Discourse also has integration with WordPress which is interesting not so much because of WordPress itself but because the nature of the integration points toward more functionality that we can use, particularly for analytics purposes. The Discourse WordPress plugin can automatically spawn a discussion tread in Discourse automatically for every new post in WordPress. This is interesting because it gives us a semantic connection between a discussion and a piece of (curricular) material. We automatically know what the discussion is “about.” It’s hard to get participants in a discussion to do a lot of tagging of their posts. But it’s a lot easier to get curricular materials tagged. If we know that a discussion is about a particular piece of content and we know details about the subjects or competencies that the content is about (and whether that content contains an explanation to be understood, a problem to be solved, or something else), then we can make some relatively good inferences about what it says about a person’s expertise when she makes a several highly rated comments in discussions about content items that share the same competency or topic tag. Second, Discourse has the ability to publish the comments on the content back to the post. This is a capability that we’re going to file away for use in the next part of this series.

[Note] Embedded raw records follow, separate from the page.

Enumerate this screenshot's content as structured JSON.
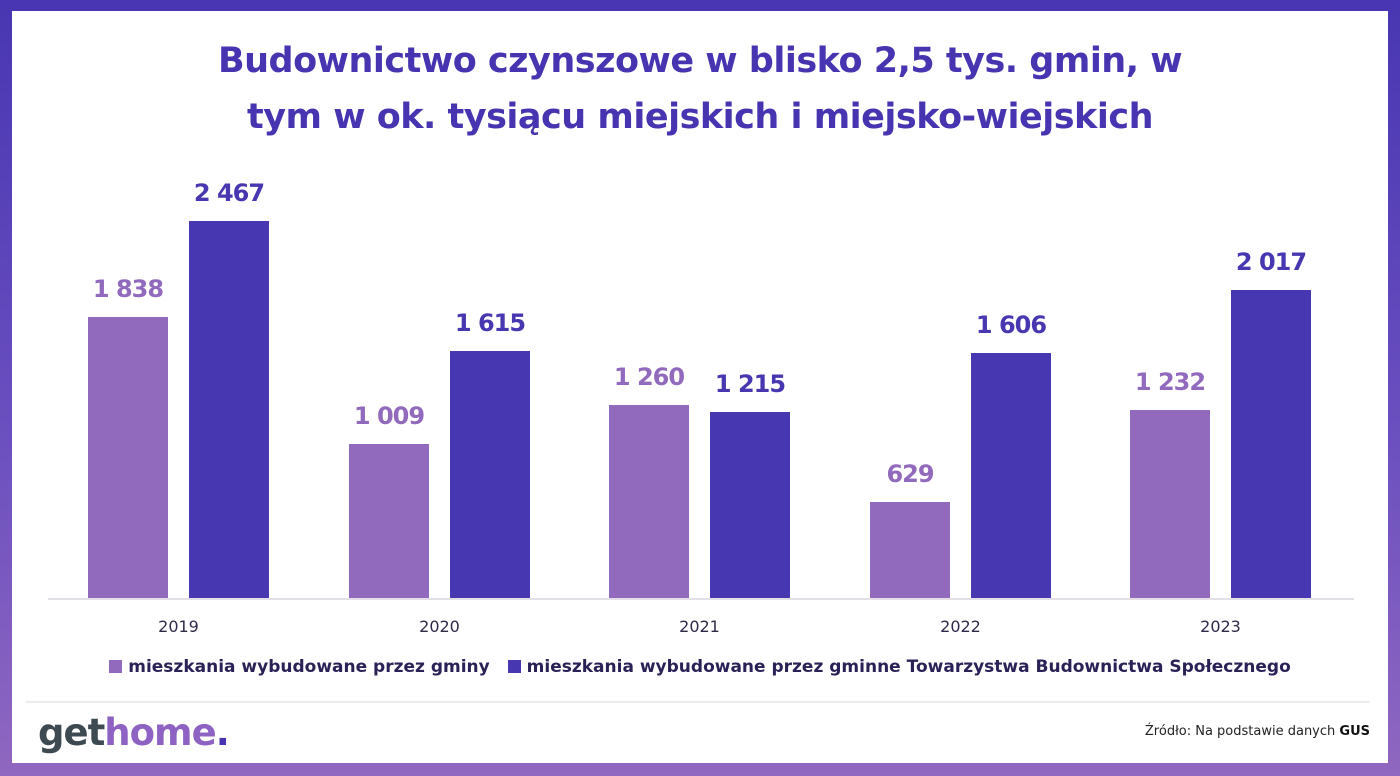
{
  "title": {
    "line1": "Budownictwo czynszowe w blisko 2,5 tys. gmin, w",
    "line2": "tym w ok. tysiącu miejskich i miejsko-wiejskich"
  },
  "colors": {
    "series1": "#9169bd",
    "series2": "#4737b0",
    "title": "#4634b0",
    "frame": "#4836b2"
  },
  "chart_data": {
    "type": "bar",
    "title": "Budownictwo czynszowe w blisko 2,5 tys. gmin, w tym w ok. tysiącu miejskich i miejsko-wiejskich",
    "xlabel": "",
    "ylabel": "",
    "categories": [
      "2019",
      "2020",
      "2021",
      "2022",
      "2023"
    ],
    "series": [
      {
        "name": "mieszkania wybudowane przez gminy",
        "values": [
          1838,
          1009,
          1260,
          629,
          1232
        ],
        "labels": [
          "1 838",
          "1 009",
          "1 260",
          "629",
          "1 232"
        ]
      },
      {
        "name": "mieszkania wybudowane przez gminne Towarzystwa Budownictwa Społecznego",
        "values": [
          2467,
          1615,
          1215,
          1606,
          2017
        ],
        "labels": [
          "2 467",
          "1 615",
          "1 215",
          "1 606",
          "2 017"
        ]
      }
    ],
    "grid": false,
    "yaxis_visible": false,
    "legend_position": "bottom",
    "ylim": [
      0,
      2500
    ]
  },
  "legend": {
    "items": [
      "mieszkania wybudowane przez gminy",
      "mieszkania wybudowane przez gminne Towarzystwa Budownictwa Społecznego"
    ]
  },
  "footer": {
    "logo_get": "get",
    "logo_home": "home",
    "logo_dot": ".",
    "source_prefix": "Źródło: Na podstawie danych ",
    "source_bold": "GUS"
  }
}
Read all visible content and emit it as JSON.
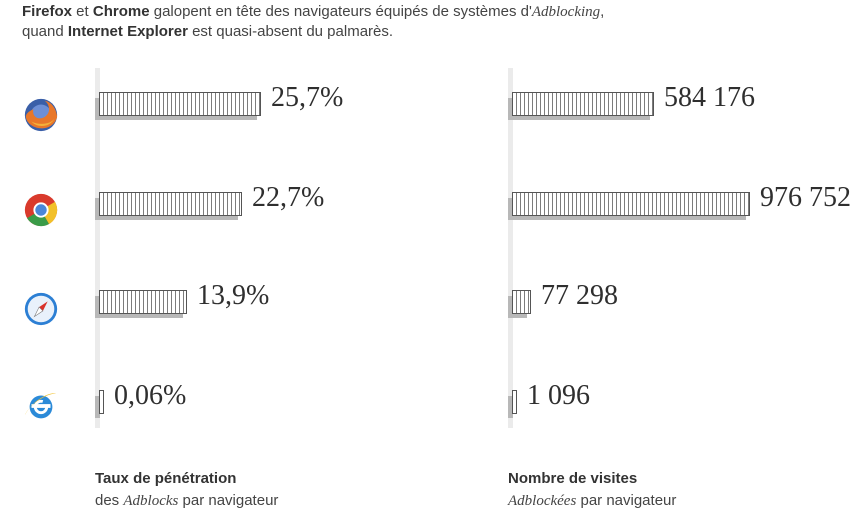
{
  "headline": {
    "b1": "Firefox",
    "t1": " et ",
    "b2": "Chrome",
    "t2": " galopent en tête des navigateurs équipés de systèmes d'",
    "em": "Adblocking",
    "t3": ",",
    "t4": "quand ",
    "b3": "Internet Explorer",
    "t5": " est quasi-absent du palmarès."
  },
  "browsers": [
    {
      "icon": "firefox-icon"
    },
    {
      "icon": "chrome-icon"
    },
    {
      "icon": "safari-icon"
    },
    {
      "icon": "internet-explorer-icon"
    }
  ],
  "chart_data": [
    {
      "type": "bar",
      "orientation": "horizontal",
      "values": [
        25.7,
        22.7,
        13.9,
        0.06
      ],
      "value_labels": [
        "25,7%",
        "22,7%",
        "13,9%",
        "0,06%"
      ],
      "xlim": [
        0,
        100
      ],
      "caption_title": "Taux de pénétration",
      "caption_pre": "des ",
      "caption_em": "Adblocks",
      "caption_post": " par navigateur"
    },
    {
      "type": "bar",
      "orientation": "horizontal",
      "values": [
        584176,
        976752,
        77298,
        1096
      ],
      "value_labels": [
        "584 176",
        "976 752",
        "77 298",
        "1 096"
      ],
      "xlim": [
        0,
        1000000
      ],
      "caption_title": "Nombre de visites",
      "caption_pre": "",
      "caption_em": "Adblockées",
      "caption_post": " par navigateur"
    }
  ]
}
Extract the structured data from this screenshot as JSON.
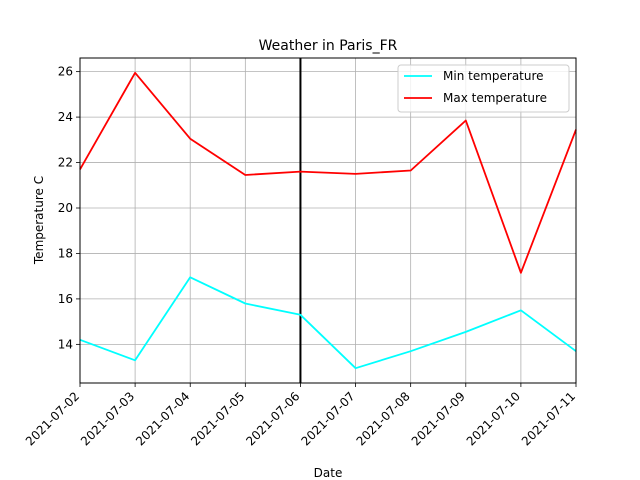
{
  "chart_data": {
    "type": "line",
    "title": "Weather in Paris_FR",
    "xlabel": "Date",
    "ylabel": "Temperature C",
    "x": [
      "2021-07-02",
      "2021-07-03",
      "2021-07-04",
      "2021-07-05",
      "2021-07-06",
      "2021-07-07",
      "2021-07-08",
      "2021-07-09",
      "2021-07-10",
      "2021-07-11"
    ],
    "ylim": [
      12.3,
      26.6
    ],
    "yticks": [
      14,
      16,
      18,
      20,
      22,
      24,
      26
    ],
    "grid": true,
    "legend_position": "top-right",
    "vline_x": "2021-07-06",
    "vline_color": "#000000",
    "series": [
      {
        "name": "Min temperature",
        "color": "#00ffff",
        "values": [
          14.2,
          13.3,
          16.95,
          15.8,
          15.3,
          12.95,
          13.7,
          14.55,
          15.5,
          13.7
        ]
      },
      {
        "name": "Max temperature",
        "color": "#ff0000",
        "values": [
          21.7,
          25.95,
          23.05,
          21.45,
          21.6,
          21.5,
          21.65,
          23.85,
          17.15,
          23.45
        ]
      }
    ]
  }
}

If we were to abstract the ratings system from Discourse, add an API that lets it take different variables (starting with various metadata about users and posts within Discourse), and add a pluggable analytics dashboard that let teachers and other participants experiment with different types of filters, we would have a reasonably rich environment for a cMOOC. It would support large-scale conversations that could be linked to specific pieces of curricular content (or not). It would help people find more helpful comments and more helpful commenters. It could begin to provide some fairly rich community-powered but analytics-enriched evaluations of both of these. And, in our particular use case, since we would be talking about analytics-enriched personalized learning products and strategies, having some sort of pluggable analytics that are not hidden by a black box could give participants more hands-on experience with how analytics can work in a class situation, what they do well, what they don’t do well, and how you should manage them as a teacher. There are some additional changes we’d need to make in order to bring the system up to snuff for traditional certification courses, but I’ll save those details for part 5.